The quiche was perfect – a herby, blue cheese topping lovingly baked on a flaky pastry. But the revelation of the meal was the roulade, served with a generous dollop of an inventive arugula pesto. The sweet bell peppers, unrolled a filling of cheesy barley, and crunchy greens. Never again will I judge a book by its old fashioned cover.
Not for one moment did I wish I were eating meat, nor did I feel that the chefs had made grudging allowances for veggies on their menu. I want to come back for the Green Apple Galette, Brioche Mac and Cheese, and Pumpkin Gnochhi Casserole.
I don’t have a sweet tooth but the table was was mighty impressed with the offering. The Fig, Chocolate & Kaffir Lime Mille-Feuille is a perfect display of Nikhil’s love for playing with flavours and Kshama’s pastry skills.
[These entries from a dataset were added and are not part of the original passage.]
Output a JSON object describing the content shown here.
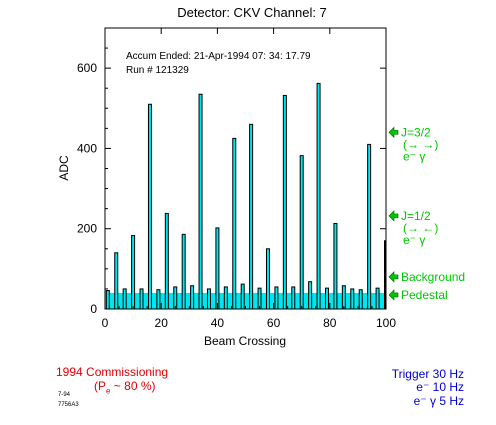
{
  "chart_data": {
    "type": "bar",
    "title": "Detector: CKV Channel: 7",
    "xlabel": "Beam Crossing",
    "ylabel": "ADC",
    "xlim": [
      0,
      100
    ],
    "ylim": [
      0,
      700
    ],
    "x_ticks": [
      "0",
      "20",
      "40",
      "60",
      "80",
      "100"
    ],
    "y_ticks": [
      "0",
      "200",
      "400",
      "600"
    ],
    "annotation_line1": "Accum Ended: 21-Apr-1994  07: 34: 17.79",
    "annotation_line2": "Run # 121329",
    "pedestal_level": 40,
    "bar_color": "#00e5ee",
    "bars": [
      {
        "x": 1,
        "value": 46
      },
      {
        "x": 4,
        "value": 140
      },
      {
        "x": 7,
        "value": 50
      },
      {
        "x": 10,
        "value": 183
      },
      {
        "x": 13,
        "value": 50
      },
      {
        "x": 16,
        "value": 510
      },
      {
        "x": 19,
        "value": 48
      },
      {
        "x": 22,
        "value": 238
      },
      {
        "x": 25,
        "value": 55
      },
      {
        "x": 28,
        "value": 186
      },
      {
        "x": 31,
        "value": 58
      },
      {
        "x": 34,
        "value": 535
      },
      {
        "x": 37,
        "value": 50
      },
      {
        "x": 40,
        "value": 202
      },
      {
        "x": 43,
        "value": 55
      },
      {
        "x": 46,
        "value": 425
      },
      {
        "x": 49,
        "value": 62
      },
      {
        "x": 52,
        "value": 460
      },
      {
        "x": 55,
        "value": 52
      },
      {
        "x": 58,
        "value": 150
      },
      {
        "x": 61,
        "value": 55
      },
      {
        "x": 64,
        "value": 532
      },
      {
        "x": 67,
        "value": 55
      },
      {
        "x": 70,
        "value": 382
      },
      {
        "x": 73,
        "value": 68
      },
      {
        "x": 76,
        "value": 562
      },
      {
        "x": 79,
        "value": 52
      },
      {
        "x": 82,
        "value": 213
      },
      {
        "x": 85,
        "value": 58
      },
      {
        "x": 88,
        "value": 50
      },
      {
        "x": 91,
        "value": 48
      },
      {
        "x": 94,
        "value": 410
      },
      {
        "x": 97,
        "value": 52
      },
      {
        "x": 100,
        "value": 170
      }
    ],
    "markers": [
      {
        "value": 440,
        "line1": "J=3/2",
        "line2": "(→  →)",
        "line3": "e⁻   γ"
      },
      {
        "value": 232,
        "line1": "J=1/2",
        "line2": "(→  ←)",
        "line3": "e⁻   γ"
      },
      {
        "value": 80,
        "line1": "Background"
      },
      {
        "value": 35,
        "line1": "Pedestal"
      }
    ],
    "marker_color": "#00c800"
  },
  "footer": {
    "commissioning": "1994 Commissioning",
    "polarization": "(P",
    "polarization_sub": "e",
    "polarization_rest": "~ 80 %)",
    "small_code_1": "7-94",
    "small_code_2": "7756A3",
    "trigger_line1": "Trigger 30 Hz",
    "trigger_line2": "e⁻  10 Hz",
    "trigger_line3": "e⁻ γ   5 Hz"
  }
}
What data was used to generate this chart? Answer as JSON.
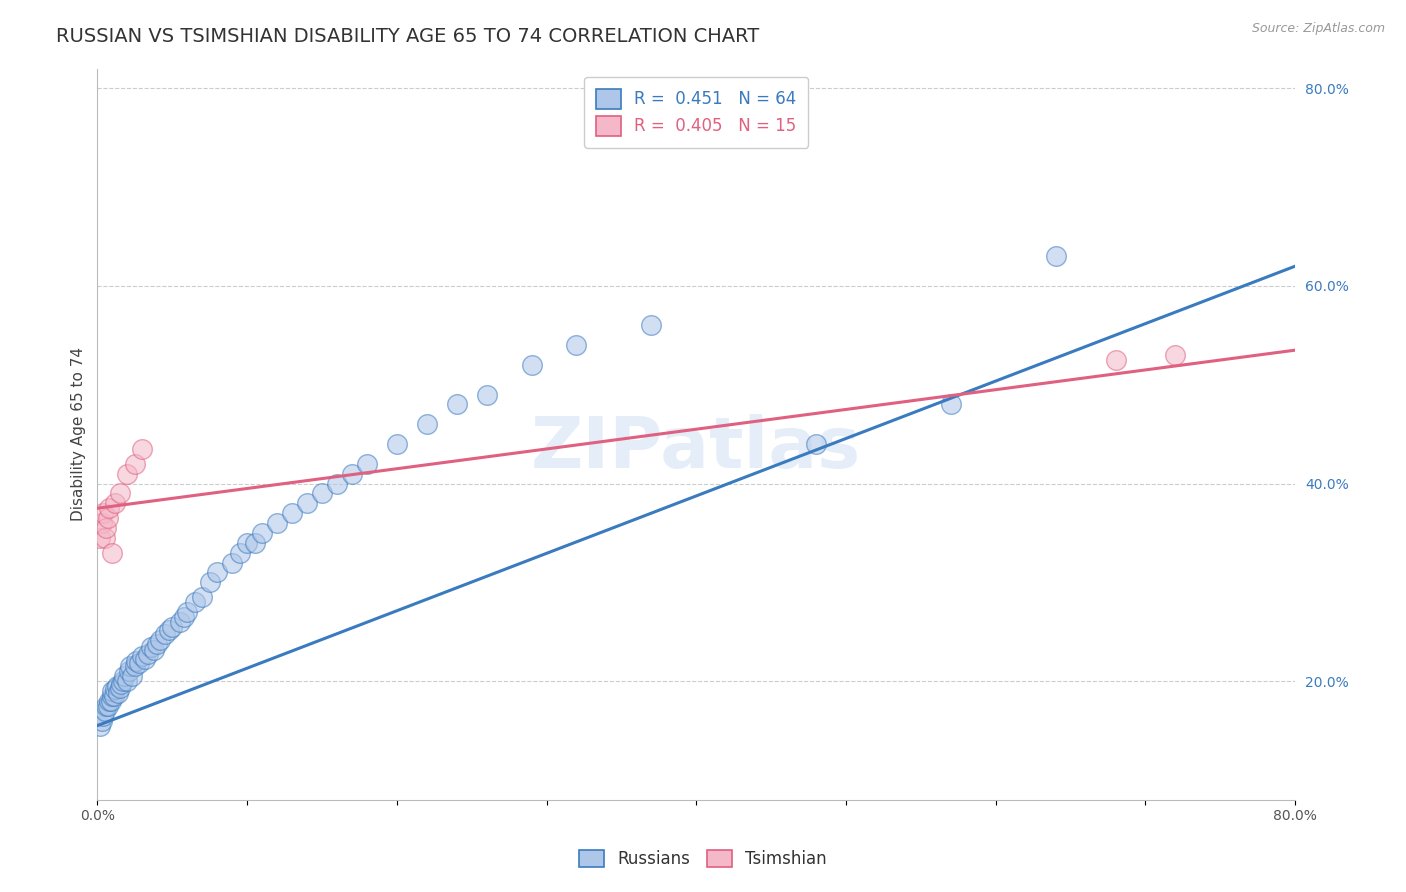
{
  "title": "RUSSIAN VS TSIMSHIAN DISABILITY AGE 65 TO 74 CORRELATION CHART",
  "source_text": "Source: ZipAtlas.com",
  "ylabel": "Disability Age 65 to 74",
  "xlim": [
    0.0,
    0.8
  ],
  "ylim": [
    0.08,
    0.82
  ],
  "xticks": [
    0.0,
    0.1,
    0.2,
    0.3,
    0.4,
    0.5,
    0.6,
    0.7,
    0.8
  ],
  "xticklabels": [
    "0.0%",
    "",
    "",
    "",
    "",
    "",
    "",
    "",
    "80.0%"
  ],
  "yticks_right": [
    0.2,
    0.4,
    0.6,
    0.8
  ],
  "ytick_right_labels": [
    "20.0%",
    "40.0%",
    "60.0%",
    "80.0%"
  ],
  "russian_R": 0.451,
  "russian_N": 64,
  "tsimshian_R": 0.405,
  "tsimshian_N": 15,
  "russian_color": "#aec6e8",
  "tsimshian_color": "#f4b8c8",
  "russian_line_color": "#3a7bbf",
  "tsimshian_line_color": "#e06080",
  "watermark": "ZIPatlas",
  "background_color": "#ffffff",
  "russians_scatter_x": [
    0.002,
    0.003,
    0.004,
    0.005,
    0.006,
    0.007,
    0.008,
    0.009,
    0.01,
    0.01,
    0.011,
    0.012,
    0.013,
    0.014,
    0.015,
    0.016,
    0.017,
    0.018,
    0.02,
    0.021,
    0.022,
    0.023,
    0.025,
    0.026,
    0.028,
    0.03,
    0.032,
    0.034,
    0.036,
    0.038,
    0.04,
    0.042,
    0.045,
    0.048,
    0.05,
    0.055,
    0.058,
    0.06,
    0.065,
    0.07,
    0.075,
    0.08,
    0.09,
    0.095,
    0.1,
    0.105,
    0.11,
    0.12,
    0.13,
    0.14,
    0.15,
    0.16,
    0.17,
    0.18,
    0.2,
    0.22,
    0.24,
    0.26,
    0.29,
    0.32,
    0.37,
    0.48,
    0.57,
    0.64
  ],
  "russians_scatter_y": [
    0.155,
    0.16,
    0.165,
    0.17,
    0.175,
    0.175,
    0.18,
    0.18,
    0.185,
    0.19,
    0.185,
    0.192,
    0.195,
    0.188,
    0.193,
    0.197,
    0.2,
    0.205,
    0.2,
    0.21,
    0.215,
    0.205,
    0.215,
    0.22,
    0.218,
    0.225,
    0.222,
    0.228,
    0.235,
    0.232,
    0.238,
    0.242,
    0.248,
    0.252,
    0.255,
    0.26,
    0.265,
    0.27,
    0.28,
    0.285,
    0.3,
    0.31,
    0.32,
    0.33,
    0.34,
    0.34,
    0.35,
    0.36,
    0.37,
    0.38,
    0.39,
    0.4,
    0.41,
    0.42,
    0.44,
    0.46,
    0.48,
    0.49,
    0.52,
    0.54,
    0.56,
    0.44,
    0.48,
    0.63
  ],
  "tsimshian_scatter_x": [
    0.002,
    0.003,
    0.004,
    0.005,
    0.006,
    0.007,
    0.008,
    0.01,
    0.012,
    0.015,
    0.02,
    0.025,
    0.03,
    0.68,
    0.72
  ],
  "tsimshian_scatter_y": [
    0.345,
    0.36,
    0.37,
    0.345,
    0.355,
    0.365,
    0.375,
    0.33,
    0.38,
    0.39,
    0.41,
    0.42,
    0.435,
    0.525,
    0.53
  ],
  "russian_line_x0": 0.0,
  "russian_line_y0": 0.155,
  "russian_line_x1": 0.8,
  "russian_line_y1": 0.62,
  "tsimshian_line_x0": 0.0,
  "tsimshian_line_y0": 0.375,
  "tsimshian_line_x1": 0.8,
  "tsimshian_line_y1": 0.535,
  "title_fontsize": 14,
  "axis_label_fontsize": 11,
  "tick_fontsize": 10,
  "legend_fontsize": 12,
  "source_fontsize": 9,
  "scatter_size": 200,
  "scatter_alpha": 0.55,
  "scatter_linewidth": 1.0
}
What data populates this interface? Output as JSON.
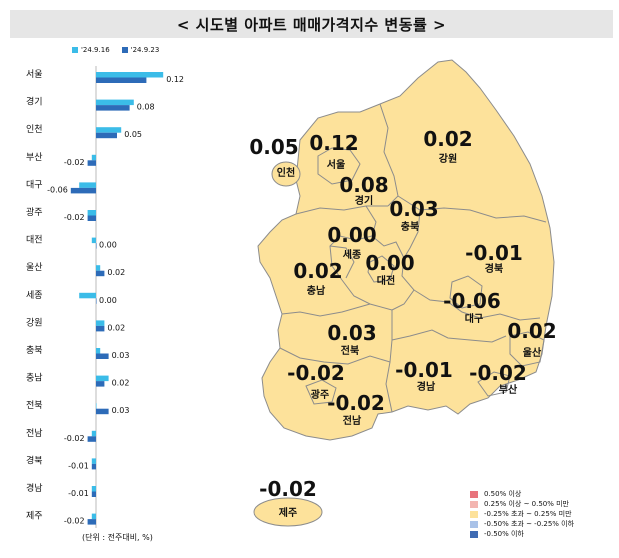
{
  "title": "< 시도별 아파트 매매가격지수 변동률 >",
  "footnote": "(단위 : 전주대비, %)",
  "chart_data": {
    "type": "bar",
    "orientation": "horizontal",
    "categories": [
      "서울",
      "경기",
      "인천",
      "부산",
      "대구",
      "광주",
      "대전",
      "울산",
      "세종",
      "강원",
      "충북",
      "충남",
      "전북",
      "전남",
      "경북",
      "경남",
      "제주"
    ],
    "series": [
      {
        "name": "'24.9.16",
        "color": "#3bbce8",
        "values": [
          0.16,
          0.09,
          0.06,
          -0.01,
          -0.04,
          -0.02,
          -0.01,
          0.01,
          -0.04,
          0.02,
          0.01,
          0.03,
          0.0,
          -0.01,
          -0.01,
          -0.01,
          -0.01
        ]
      },
      {
        "name": "'24.9.23",
        "color": "#2d6bb8",
        "values": [
          0.12,
          0.08,
          0.05,
          -0.02,
          -0.06,
          -0.02,
          0.0,
          0.02,
          0.0,
          0.02,
          0.03,
          0.02,
          0.03,
          -0.02,
          -0.01,
          -0.01,
          -0.02
        ]
      }
    ],
    "data_labels": [
      "0.12",
      "0.08",
      "0.05",
      "-0.02",
      "-0.06",
      "-0.02",
      "0.00",
      "0.02",
      "0.00",
      "0.02",
      "0.03",
      "0.02",
      "0.03",
      "-0.02",
      "-0.01",
      "-0.01",
      "-0.02"
    ]
  },
  "map": {
    "regions": [
      {
        "name": "인천",
        "value": "0.05"
      },
      {
        "name": "서울",
        "value": "0.12"
      },
      {
        "name": "강원",
        "value": "0.02"
      },
      {
        "name": "경기",
        "value": "0.08"
      },
      {
        "name": "충북",
        "value": "0.03"
      },
      {
        "name": "세종",
        "value": "0.00"
      },
      {
        "name": "대전",
        "value": "0.00"
      },
      {
        "name": "경북",
        "value": "-0.01"
      },
      {
        "name": "충남",
        "value": "0.02"
      },
      {
        "name": "대구",
        "value": "-0.06"
      },
      {
        "name": "울산",
        "value": "0.02"
      },
      {
        "name": "전북",
        "value": "0.03"
      },
      {
        "name": "광주",
        "value": "-0.02"
      },
      {
        "name": "경남",
        "value": "-0.01"
      },
      {
        "name": "부산",
        "value": "-0.02"
      },
      {
        "name": "전남",
        "value": "-0.02"
      },
      {
        "name": "제주",
        "value": "-0.02"
      }
    ],
    "fill_color": "#fde29b",
    "border_color": "#8c8c8c",
    "legend": [
      {
        "label": "0.50% 이상",
        "color": "#e8737c"
      },
      {
        "label": "0.25% 이상 ~ 0.50% 미만",
        "color": "#f3b5b0"
      },
      {
        "label": "-0.25% 초과 ~ 0.25% 미만",
        "color": "#fde29b"
      },
      {
        "label": "-0.50% 초과 ~ -0.25% 이하",
        "color": "#a9c2e8"
      },
      {
        "label": "-0.50% 이하",
        "color": "#3f6bb3"
      }
    ]
  }
}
The Kaffir Lime cream is rich and lends a heady scent to the dessert; but I wonder if it would have worked better with a different fruit? One that was lighter than the dense combination of fig and cream. I preferred the Alphonso Crepes – totally scrummy.
I hope this is the beginning of many such adventures in India where we will see menus that let the ingredients shine; restaurants that don’t give in to gimmicks; and chefs that find the courage to cook with their heart. Here’s hoping I meet more chefs like Nikhil and Kshama, chefs that put food first.
Disclosure: The meal was a preview and I was a guest of the restaurant. Neither their generosity nor my friendship with Nikhil has compromised my opinion on their food in any way.